Lorgues

Camille Duteil
(suite)

 A Vidauban, aux Arcs, à Lorgues (7 décembre)

Le chef de poste, sans répondre à aucune de mes questions, ordonna à un caporal et à quatre hommes de me traduire devant le conseil. Silencieux comme les muets du sérail, l'un tenait mon cheval par la bride, l'autre par la queue, un troisième s'était cramponné à la crinière, un quatrième me tenait la jambe droite et le caporal à ma gauche avait la main sur la garde de mon épée. Enfin me dégageant de ce luxe de précautions inutiles je mis pied à terre à la porte de la mairie. Les escaliers qui conduisaient à la salle du conseil étaient encombrés de curieux qu'il fallut bousculer pour me livrer passage ; j'entrai, et je fus reçu à bras ouverts par les chefs qui me connaissaient.

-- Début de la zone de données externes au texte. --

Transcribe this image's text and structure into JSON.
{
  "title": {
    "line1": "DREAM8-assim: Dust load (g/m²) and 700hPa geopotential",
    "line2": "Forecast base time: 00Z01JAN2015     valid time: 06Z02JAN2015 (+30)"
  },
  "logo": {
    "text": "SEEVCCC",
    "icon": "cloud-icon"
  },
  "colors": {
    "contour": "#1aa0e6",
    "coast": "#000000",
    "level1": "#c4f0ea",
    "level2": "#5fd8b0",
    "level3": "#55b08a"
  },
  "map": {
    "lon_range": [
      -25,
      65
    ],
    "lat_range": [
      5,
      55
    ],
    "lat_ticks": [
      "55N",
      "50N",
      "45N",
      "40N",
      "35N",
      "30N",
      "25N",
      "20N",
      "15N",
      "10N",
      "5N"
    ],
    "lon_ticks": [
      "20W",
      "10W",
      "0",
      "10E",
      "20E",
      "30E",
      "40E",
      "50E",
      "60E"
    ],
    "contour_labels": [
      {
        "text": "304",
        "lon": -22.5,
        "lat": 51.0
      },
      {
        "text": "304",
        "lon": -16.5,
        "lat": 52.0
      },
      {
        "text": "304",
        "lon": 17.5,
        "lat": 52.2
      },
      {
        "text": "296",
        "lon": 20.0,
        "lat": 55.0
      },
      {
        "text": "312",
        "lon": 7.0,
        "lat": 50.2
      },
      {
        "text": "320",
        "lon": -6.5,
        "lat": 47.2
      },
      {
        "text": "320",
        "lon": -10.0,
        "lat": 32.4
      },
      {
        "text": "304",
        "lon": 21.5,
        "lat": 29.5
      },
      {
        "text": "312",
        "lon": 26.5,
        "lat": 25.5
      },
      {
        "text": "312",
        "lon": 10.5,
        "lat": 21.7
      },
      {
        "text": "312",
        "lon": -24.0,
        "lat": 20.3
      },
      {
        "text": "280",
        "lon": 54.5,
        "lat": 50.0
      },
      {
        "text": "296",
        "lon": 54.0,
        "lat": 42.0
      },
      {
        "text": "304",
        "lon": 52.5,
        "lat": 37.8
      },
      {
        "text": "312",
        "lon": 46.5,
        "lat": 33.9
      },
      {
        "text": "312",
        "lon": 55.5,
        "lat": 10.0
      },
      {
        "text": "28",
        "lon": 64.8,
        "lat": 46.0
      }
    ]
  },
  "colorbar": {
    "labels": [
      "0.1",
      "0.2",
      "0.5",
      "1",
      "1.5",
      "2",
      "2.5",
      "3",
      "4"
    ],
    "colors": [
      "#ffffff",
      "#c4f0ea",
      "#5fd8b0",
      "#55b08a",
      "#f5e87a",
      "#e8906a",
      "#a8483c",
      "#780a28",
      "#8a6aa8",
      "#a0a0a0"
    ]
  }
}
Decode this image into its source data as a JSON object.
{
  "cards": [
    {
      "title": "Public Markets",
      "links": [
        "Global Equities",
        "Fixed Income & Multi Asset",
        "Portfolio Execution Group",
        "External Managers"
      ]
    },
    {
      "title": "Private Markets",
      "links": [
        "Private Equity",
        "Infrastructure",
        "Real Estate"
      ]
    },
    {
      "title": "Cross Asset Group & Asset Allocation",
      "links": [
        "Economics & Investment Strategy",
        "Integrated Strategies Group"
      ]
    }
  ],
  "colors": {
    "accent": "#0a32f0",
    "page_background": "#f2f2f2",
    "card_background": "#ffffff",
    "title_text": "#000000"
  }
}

Mon arrivée mit fin à une discussion très-vive ; il ne s'agissait de rien moins que d'arrêter et peut-être de faire fusiller un des chefs nommé Mayan qui était devenu suspect.

On m'invita à prendre place dans le fauteuil présidentiel, on fit cercle et on m'écouta dans le plus profond silence.

Je leur déclarai que j'étais venu moins pour les commander que pour les dissuader d'aller à Draguignan. Je rapportai textuellement les termes de la lettre de M. Théus au préfet du Var et je finis par les adjurer au nom du sens commun de renoncer à leur folle entreprise.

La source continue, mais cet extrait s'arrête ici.